Senior leaders from across the world attend the four-day FATF plenary to discuss a range of money laundering and terrorist financing issues. Finally The Financial Action Task Force (FATF) announced removal of Pakistan from grey list because Pakistan has fully met all 34 action items in its 2018 action plan. However, one last step is left which is on-site visit which would further take seven to eight months.
The FATF, established in 1989, sets international standards for preventing international financial crimes that aid terrorism. Pakistan’s History with the Financial Action Task Force (FATF), the international watchdog against money laundering and financing of terrorism can be traced back to 2008when the country was first placed on its increasing monitoring list, which is called “grey list”. This list has the names of countries which allegedly fail to take adequate measures to restrict terror financing and money laundering. When FATF places a jurisdiction against increased monitoring which means that the country within the timeframe has committed to resolving swiftly the identified strategic deficiencies and is subject to increased monitoring. This list is often externally as ‘grey list’. Pakistan has been on FATF’s increased monitoring list since 2008 and twice more in 2012 and 2018.
“Getting off the FATF grey list is a highly technical process, but at some point, the international community needs to recognize Pakistan for the genuine steps it has taken against certain militant groups and their leaders,” said Adam Weinstein, a research fellow specializing in Pakistan and Afghanistan at the Quincy Institute for Responsible Statecraft. He further added that there are many countries who present more money-laundering risk than Pakistan but Pakistan has been singled out due to terrorism.
The removal from the list will enhance imports, exports, remittances and access to international loans as Pakistan’s economy relies on foreign investors. Foreign direct investment and financial assistance from international investors will help the South Asian country help in establishing and enhancing it’s swaying economy. According to Weinstein, lifting Pakistan from the list will remove one more barrier to foreign direct investment, but many other self-inflicted ones will still exist. “It’s hard to calculate the impact of a grey listing because it incurs repetitional costs, deters foreign investment, and may even reduce consumer spending,” he said.
The worldwide body was at first set to foster measures to battle tax evasion i.e money laundering, however after the 9/11 assaults, its job extended to terrorist financing.

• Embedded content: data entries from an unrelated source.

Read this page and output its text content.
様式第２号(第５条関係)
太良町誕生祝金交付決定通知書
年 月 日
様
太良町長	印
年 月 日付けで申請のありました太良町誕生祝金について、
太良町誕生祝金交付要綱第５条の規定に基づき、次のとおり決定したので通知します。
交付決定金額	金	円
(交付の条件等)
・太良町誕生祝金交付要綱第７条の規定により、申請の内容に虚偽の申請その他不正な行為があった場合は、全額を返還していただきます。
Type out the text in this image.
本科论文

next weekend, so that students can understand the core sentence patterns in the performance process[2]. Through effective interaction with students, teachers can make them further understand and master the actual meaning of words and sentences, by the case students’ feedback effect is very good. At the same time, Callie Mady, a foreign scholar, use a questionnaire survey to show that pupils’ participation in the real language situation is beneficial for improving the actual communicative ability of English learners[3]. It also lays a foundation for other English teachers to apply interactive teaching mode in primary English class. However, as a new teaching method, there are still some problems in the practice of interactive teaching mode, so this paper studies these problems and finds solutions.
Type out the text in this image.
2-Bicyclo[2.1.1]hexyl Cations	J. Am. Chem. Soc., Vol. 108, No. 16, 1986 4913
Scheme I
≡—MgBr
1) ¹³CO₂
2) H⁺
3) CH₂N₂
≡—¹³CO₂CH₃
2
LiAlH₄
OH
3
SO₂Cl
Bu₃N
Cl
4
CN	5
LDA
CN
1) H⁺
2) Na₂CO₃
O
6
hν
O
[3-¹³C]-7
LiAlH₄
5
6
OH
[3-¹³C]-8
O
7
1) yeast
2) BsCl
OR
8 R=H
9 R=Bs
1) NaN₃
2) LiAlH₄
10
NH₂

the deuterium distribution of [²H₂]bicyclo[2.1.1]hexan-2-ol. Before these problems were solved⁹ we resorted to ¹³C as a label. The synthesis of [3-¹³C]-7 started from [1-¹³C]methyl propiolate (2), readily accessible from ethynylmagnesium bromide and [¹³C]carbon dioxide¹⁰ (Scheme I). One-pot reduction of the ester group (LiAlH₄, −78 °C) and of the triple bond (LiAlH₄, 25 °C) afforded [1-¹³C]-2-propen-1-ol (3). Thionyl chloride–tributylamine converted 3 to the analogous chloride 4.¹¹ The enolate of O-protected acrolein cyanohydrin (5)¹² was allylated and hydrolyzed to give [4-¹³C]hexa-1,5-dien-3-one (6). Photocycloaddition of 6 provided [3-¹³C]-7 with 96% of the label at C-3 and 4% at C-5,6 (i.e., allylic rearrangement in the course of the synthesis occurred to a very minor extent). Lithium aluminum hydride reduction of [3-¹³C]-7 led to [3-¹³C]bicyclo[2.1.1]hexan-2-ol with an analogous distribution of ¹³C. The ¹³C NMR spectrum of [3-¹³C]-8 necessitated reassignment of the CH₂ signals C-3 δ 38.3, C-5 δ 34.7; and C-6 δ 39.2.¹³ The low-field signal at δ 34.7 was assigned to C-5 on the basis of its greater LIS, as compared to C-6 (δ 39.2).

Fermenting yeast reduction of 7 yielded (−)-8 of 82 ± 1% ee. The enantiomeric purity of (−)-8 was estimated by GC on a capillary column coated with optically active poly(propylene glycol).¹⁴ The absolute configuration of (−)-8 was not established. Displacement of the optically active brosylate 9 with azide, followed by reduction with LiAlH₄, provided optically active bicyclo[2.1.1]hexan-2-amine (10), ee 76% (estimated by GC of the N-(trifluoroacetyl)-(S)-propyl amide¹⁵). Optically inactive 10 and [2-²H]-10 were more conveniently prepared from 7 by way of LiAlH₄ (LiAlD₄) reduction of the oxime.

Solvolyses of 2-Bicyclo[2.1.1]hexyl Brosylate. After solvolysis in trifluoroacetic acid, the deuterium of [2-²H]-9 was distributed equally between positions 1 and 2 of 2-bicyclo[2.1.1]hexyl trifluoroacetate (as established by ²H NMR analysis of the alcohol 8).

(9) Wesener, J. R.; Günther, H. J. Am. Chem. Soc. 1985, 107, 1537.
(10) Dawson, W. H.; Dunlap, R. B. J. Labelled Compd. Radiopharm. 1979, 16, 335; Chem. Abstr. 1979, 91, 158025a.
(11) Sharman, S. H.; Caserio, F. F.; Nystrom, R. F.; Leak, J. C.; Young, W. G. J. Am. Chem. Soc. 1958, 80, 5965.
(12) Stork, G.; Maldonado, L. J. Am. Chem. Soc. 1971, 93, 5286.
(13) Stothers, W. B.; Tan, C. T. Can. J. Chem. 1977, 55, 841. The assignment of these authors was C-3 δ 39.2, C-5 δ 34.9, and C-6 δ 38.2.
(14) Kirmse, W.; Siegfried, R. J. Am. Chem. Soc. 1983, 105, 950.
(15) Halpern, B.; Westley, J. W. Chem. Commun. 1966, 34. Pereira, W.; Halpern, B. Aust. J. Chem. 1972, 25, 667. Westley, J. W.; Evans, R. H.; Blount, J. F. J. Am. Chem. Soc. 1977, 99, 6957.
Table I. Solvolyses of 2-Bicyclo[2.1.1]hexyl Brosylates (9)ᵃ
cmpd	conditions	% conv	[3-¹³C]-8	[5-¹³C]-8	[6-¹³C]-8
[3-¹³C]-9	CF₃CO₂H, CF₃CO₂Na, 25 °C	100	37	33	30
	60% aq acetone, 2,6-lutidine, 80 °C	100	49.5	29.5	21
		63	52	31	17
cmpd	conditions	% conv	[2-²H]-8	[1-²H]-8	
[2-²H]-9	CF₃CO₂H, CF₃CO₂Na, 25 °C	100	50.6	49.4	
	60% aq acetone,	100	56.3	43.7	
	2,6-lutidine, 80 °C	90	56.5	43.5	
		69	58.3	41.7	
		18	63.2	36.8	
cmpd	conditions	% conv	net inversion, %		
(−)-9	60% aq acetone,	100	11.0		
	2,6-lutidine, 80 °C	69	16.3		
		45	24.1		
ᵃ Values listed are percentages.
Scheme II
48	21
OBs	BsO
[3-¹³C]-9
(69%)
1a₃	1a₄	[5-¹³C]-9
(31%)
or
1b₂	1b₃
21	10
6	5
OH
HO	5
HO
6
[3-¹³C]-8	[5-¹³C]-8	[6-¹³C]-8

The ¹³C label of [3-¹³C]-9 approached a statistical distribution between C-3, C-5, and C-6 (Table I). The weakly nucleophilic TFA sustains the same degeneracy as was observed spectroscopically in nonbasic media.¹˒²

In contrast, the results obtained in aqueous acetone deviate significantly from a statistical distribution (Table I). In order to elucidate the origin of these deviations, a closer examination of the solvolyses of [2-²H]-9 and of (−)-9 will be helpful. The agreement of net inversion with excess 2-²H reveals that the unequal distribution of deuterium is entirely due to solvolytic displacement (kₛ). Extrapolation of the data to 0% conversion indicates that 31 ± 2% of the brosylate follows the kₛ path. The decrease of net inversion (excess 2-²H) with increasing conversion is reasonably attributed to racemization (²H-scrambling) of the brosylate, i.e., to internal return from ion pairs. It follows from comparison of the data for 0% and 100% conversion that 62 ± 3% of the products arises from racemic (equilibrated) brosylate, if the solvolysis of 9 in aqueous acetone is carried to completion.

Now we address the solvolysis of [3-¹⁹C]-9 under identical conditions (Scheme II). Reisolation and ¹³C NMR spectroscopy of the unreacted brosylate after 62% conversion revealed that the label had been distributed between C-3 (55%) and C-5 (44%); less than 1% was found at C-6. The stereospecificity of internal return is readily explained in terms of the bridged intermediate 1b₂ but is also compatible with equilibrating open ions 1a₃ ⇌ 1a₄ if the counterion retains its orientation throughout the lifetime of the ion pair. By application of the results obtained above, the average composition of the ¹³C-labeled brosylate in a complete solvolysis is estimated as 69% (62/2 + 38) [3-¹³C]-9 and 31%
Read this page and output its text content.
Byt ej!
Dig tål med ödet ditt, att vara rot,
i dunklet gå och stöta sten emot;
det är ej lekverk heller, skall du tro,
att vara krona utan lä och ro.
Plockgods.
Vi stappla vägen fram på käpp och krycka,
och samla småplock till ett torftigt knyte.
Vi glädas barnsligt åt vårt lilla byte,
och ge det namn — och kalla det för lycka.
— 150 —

FATF norms currently guarantee a planned worldwide reaction to forestall organised crime, corruption, and terrorism. It additionally attempts to help authorities to stop funding for weapons used for mass destruction. The meeting was attended by FATF delegates representing 206 members of the global network and its observers, including the International Monetary Fund (IMF), the United Nations, and the World Bank.
Micheal Kugelman, deputy director and senior associate for South Asia at Wilson Centre, tweeted that “Removal from the gray list would be a big boost for Pakistan during a serious economic crisis, as investors/banks would no longer have to worry about any reputational risks associated with doing business with Pakistan while it’s on a watch list for terrorist financing.”
Read Also: Economic Instability and Pakistan’s Future
As Pakistan is no longer a country at high-risk so the international trade will expand. Basically, Pakistan is currently in a more grounded position to grasp the issues like devaluing of currency, broadening import/export imbalance, and runaway inflation.